Nerón quiere ser poeta, pero solo es un poeta mediocre. Séneca le dejará hacer, pero es conocedor de esa mediocridad y de los riesgos que conlleva. El emperador se mueve entre las conciencia de esto y su proyección hacia un futuro en el que será reconocido como el más grande. Kosztolányi, hábilmente, se coloca entre esos extremos, hasta que de esas dudas de juventud surgen las certezas y las locuras de una juventud tardía (Nerón morirá cumplidos los treinta años).

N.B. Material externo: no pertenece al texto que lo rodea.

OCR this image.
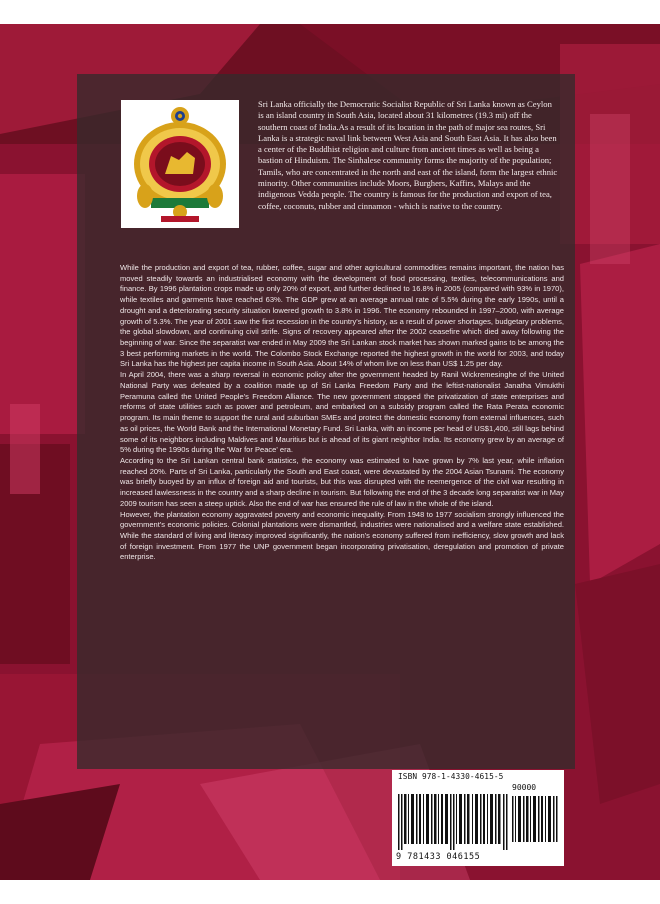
Sri Lanka officially the Democratic Socialist Republic of Sri Lanka known as Ceylon is an island country in South Asia, located about 31 kilometres (19.3 mi) off the southern coast of India.As a result of its location in the path of major sea routes, Sri Lanka is a strategic naval link between West Asia and South East Asia. It has also been a center of the Buddhist religion and culture from ancient times as well as being a bastion of Hinduism. The Sinhalese community forms the majority of the population; Tamils, who are concentrated in the north and east of the island, form the largest ethnic minority. Other communities include Moors, Burghers, Kaffirs, Malays and the indigenous Vedda people. The country is famous for the production and export of tea, coffee, coconuts, rubber and cinnamon - which is native to the country.

While the production and export of tea, rubber, coffee, sugar and other agricultural commodities remains important, the nation has moved steadily towards an industrialised economy with the development of food processing, textiles, telecommunications and finance. By 1996 plantation crops made up only 20% of export, and further declined to 16.8% in 2005 (compared with 93% in 1970), while textiles and garments have reached 63%. The GDP grew at an average annual rate of 5.5% during the early 1990s, until a drought and a deteriorating security situation lowered growth to 3.8% in 1996. The economy rebounded in 1997–2000, with average growth of 5.3%. The year of 2001 saw the first recession in the country's history, as a result of power shortages, budgetary problems, the global slowdown, and continuing civil strife. Signs of recovery appeared after the 2002 ceasefire which died away following the beginning of war. Since the separatist war ended in May 2009 the Sri Lankan stock market has shown marked gains to be among the 3 best performing markets in the world. The Colombo Stock Exchange reported the highest growth in the world for 2003, and today Sri Lanka has the highest per capita income in South Asia. About 14% of whom live on less than US$ 1.25 per day.

In April 2004, there was a sharp reversal in economic policy after the government headed by Ranil Wickremesinghe of the United National Party was defeated by a coalition made up of Sri Lanka Freedom Party and the leftist-nationalist Janatha Vimukthi Peramuna called the United People's Freedom Alliance. The new government stopped the privatization of state enterprises and reforms of state utilities such as power and petroleum, and embarked on a subsidy program called the Rata Perata economic program. Its main theme to support the rural and suburban SMEs and protect the domestic economy from external influences, such as oil prices, the World Bank and the International Monetary Fund. Sri Lanka, with an income per head of US$1,400, still lags behind some of its neighbors including Maldives and Mauritius but is ahead of its giant neighbor India. Its economy grew by an average of 5% during the 1990s during the 'War for Peace' era.

According to the Sri Lankan central bank statistics, the economy was estimated to have grown by 7% last year, while inflation reached 20%. Parts of Sri Lanka, particularly the South and East coast, were devastated by the 2004 Asian Tsunami. The economy was briefly buoyed by an influx of foreign aid and tourists, but this was disrupted with the reemergence of the civil war resulting in increased lawlessness in the country and a sharp decline in tourism. But following the end of the 3 decade long separatist war in May 2009 tourism has seen a steep uptick. Also the end of war has ensured the rule of law in the whole of the island.

However, the plantation economy aggravated poverty and economic inequality. From 1948 to 1977 socialism strongly influenced the government's economic policies. Colonial plantations were dismantled, industries were nationalised and a welfare state established. While the standard of living and literacy improved significantly, the nation's economy suffered from inefficiency, slow growth and lack of foreign investment. From 1977 the UNP government began incorporating privatisation, deregulation and promotion of private enterprise.

ISBN 978-1-4330-4615-5
90000
9 781433 046155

Para que las cosas empiecen a cobrar un sentido, solo necesita librarse de esas raíces enfermas que le sujetan a la tierra. Su esposa Claudia, apenas una niña. El hermano de ella, Británico. Agripina, su madre, ser inmortal, siempre detrás de las cosas. Nada le sobrevivirá. Ni tan siquiera aquello que cree amar, que también acabará roto, entre sus manos. Por su manos. El encuentro con Popea, la que será su segunda mujer, le llevará hasta una realidad alternativa, esa en la que siempre quiso habitar. Poco importarán las incertezas, los falsos aplausos, los falsos elogios, las representaciones grotescas, sus cantos impostados. Todo lo dará por bueno y, con ello, una lenta caída. En su primer encuentro ante el público romano, el divino histrión, encontramos lo grotesco y terrible de aquel mundo, su mundo, los pliegues del poder. La modernidad. Lo viejo y lo nuevo.

Para Dezső Kosztolányi, Nerón es un hombre extraviado en un bosque de impotencias. Tal vez, en algún momento, creyó en aquello que hacía, con sus dudas, pero acabó por imponerse esa realidad alternativa, falsa, especialmente construida para él, como otros se construyen parques de atracciones. En esa irrealidad, las cosas deben ser a menudo fijadas, las contradicciones eliminadas. Podríamos pensar que es un Enrico IV o, por no alejarnos de Greylock y Hungría, otra suerte de Óliver VII, todos insatisfechos a su manera por la realidad. Nerón, el poeta sangriento, se revela como el implacable mecanismo accionado desde los sueños, listo para destruir la vida tal como es y devolvernos un mundo acorde a nuestras necesidades. Pero eso nunca funcionó y la vida del emperador romano fue un fracaso más, que acaba con el intento de matarse con una espada falsa, de atrezzo, aunque también eso es posible, si se pone en ello voluntad. Una muerte que ejemplifica una vida. Y un libro que nos devuelve la complejidad del mundo con una claridad cristalina, en la que todo puede ser tocado, sentido. También las ilusiones y desilusiones.